With that, a few words on my travel photography once we had begun our adventure:

“If, however, you are one of those people, like me, who have not yet been able to extensively travel the world thus far in your life, I sincerely hope you’ll bear with me. I’ll continue to show some pretty pictures, portraits of people and life in other places, of things both mundane and surreal that we cannot experience in the U.S. But, I’m going to try and give you bits and pieces of these other places, as I experience them, in a way that hopefully gives you unique insight, considering that we may come from similar experiential backgrounds. Or maybe not? Lofty goal, I’m sure, but for those of you who have traveled the world, I similarly hope that you will stick around and see how these experiences affect me; perhaps reflect upon how your past experiences have affected you, how you have or have not been guided by those experiences to either make or not make a change in your life, however superficial or substantive said changes may or may not be…”
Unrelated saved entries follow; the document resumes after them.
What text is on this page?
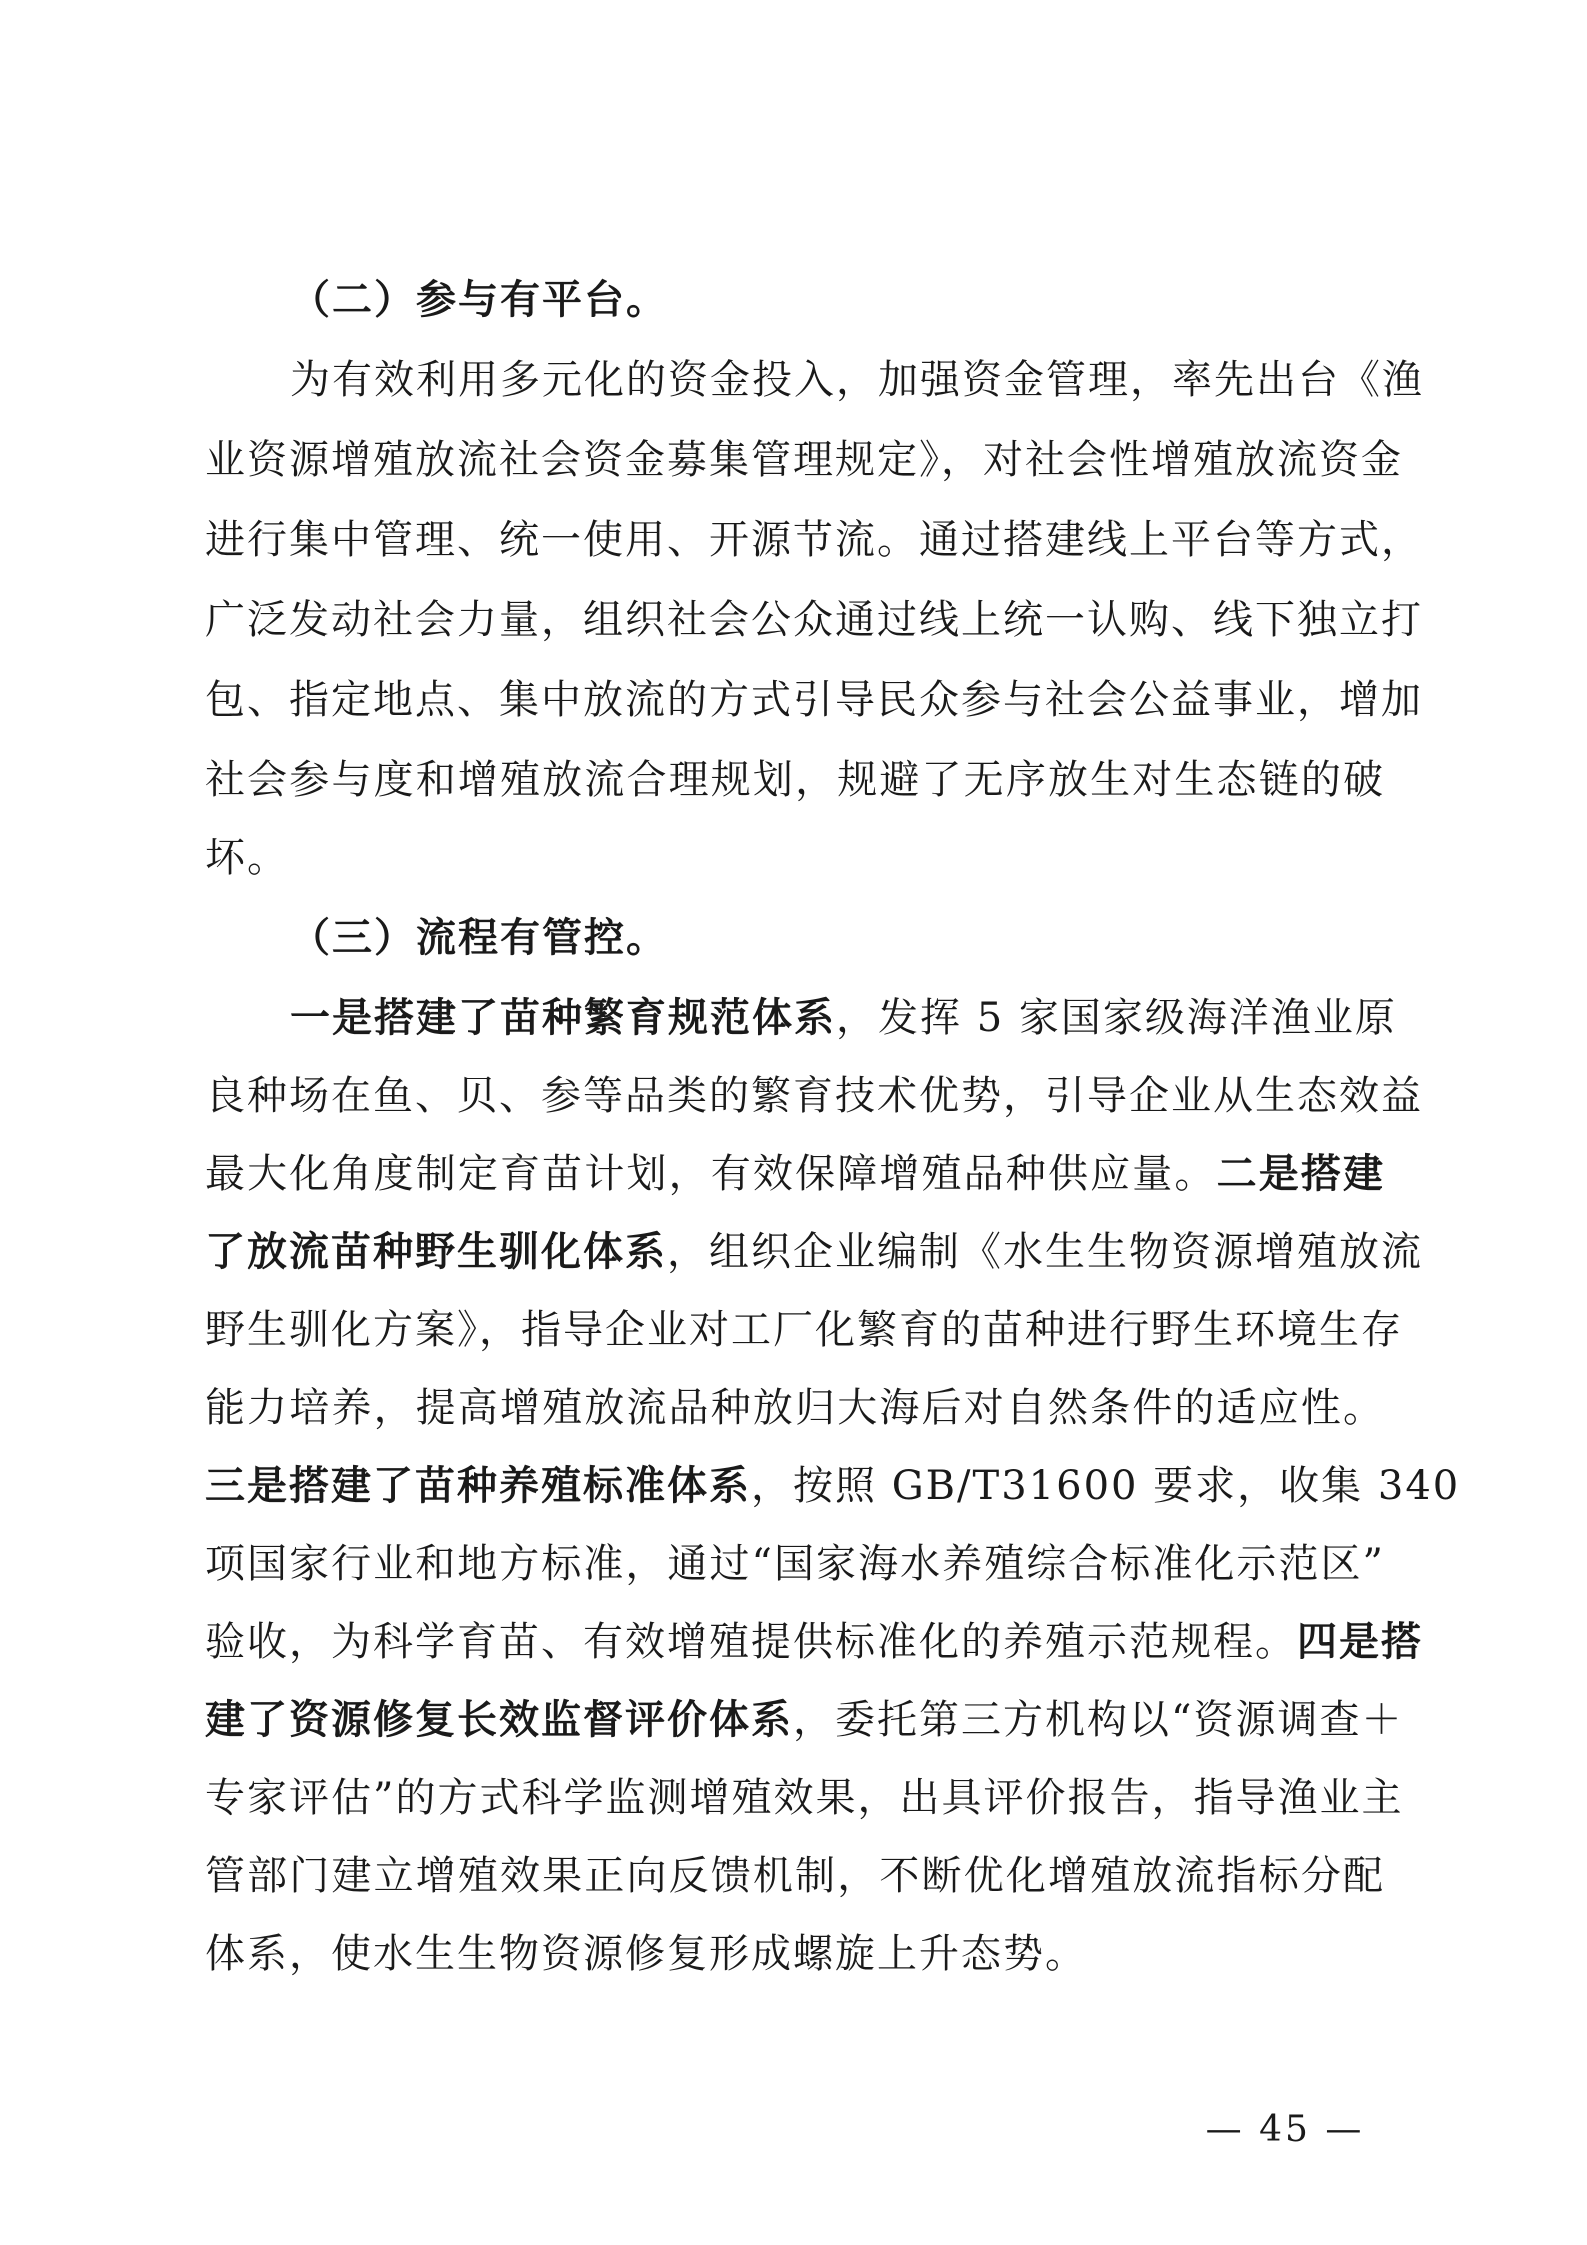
（二）参与有平台。
为有效利用多元化的资金投入，加强资金管理，率先出台《渔
业资源增殖放流社会资金募集管理规定》，对社会性增殖放流资金
进行集中管理、统一使用、开源节流。通过搭建线上平台等方式，
广泛发动社会力量，组织社会公众通过线上统一认购、线下独立打
包、指定地点、集中放流的方式引导民众参与社会公益事业，增加
社会参与度和增殖放流合理规划，规避了无序放生对生态链的破
坏。
（三）流程有管控。
一是搭建了苗种繁育规范体系，发挥 5 家国家级海洋渔业原
良种场在鱼、贝、参等品类的繁育技术优势，引导企业从生态效益
最大化角度制定育苗计划，有效保障增殖品种供应量。二是搭建
了放流苗种野生驯化体系，组织企业编制《水生生物资源增殖放流
野生驯化方案》，指导企业对工厂化繁育的苗种进行野生环境生存
能力培养，提高增殖放流品种放归大海后对自然条件的适应性。
三是搭建了苗种养殖标准体系，按照 GB/T31600 要求，收集 340
项国家行业和地方标准，通过“国家海水养殖综合标准化示范区”
验收，为科学育苗、有效增殖提供标准化的养殖示范规程。四是搭
建了资源修复长效监督评价体系，委托第三方机构以“资源调查＋
专家评估”的方式科学监测增殖效果，出具评价报告，指导渔业主
管部门建立增殖效果正向反馈机制，不断优化增殖放流指标分配
体系，使水生生物资源修复形成螺旋上升态势。
— 45 —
“Jeez, I came here to see pretty pictures, what a freakin’ downer!”

10/2/11: Well, I’m sorry, but the internet is full of them. Just google any one of the subjects I’ve photographed in the last month to see images both more striking and more plentiful than I’ve been able to capture. I’d originally envisioned [this trip] to enable a showcase for my photography of international locations, places I’ve never been and may never again be, places you may or may not experience in your lifetime. Three ports into the Fall ’11 SAS voyage, however, I decided to take a different approach, or rather, my approach has necessarily morphed into something more apt, at least to me, than pretty pictures. It has completely to do with the people.”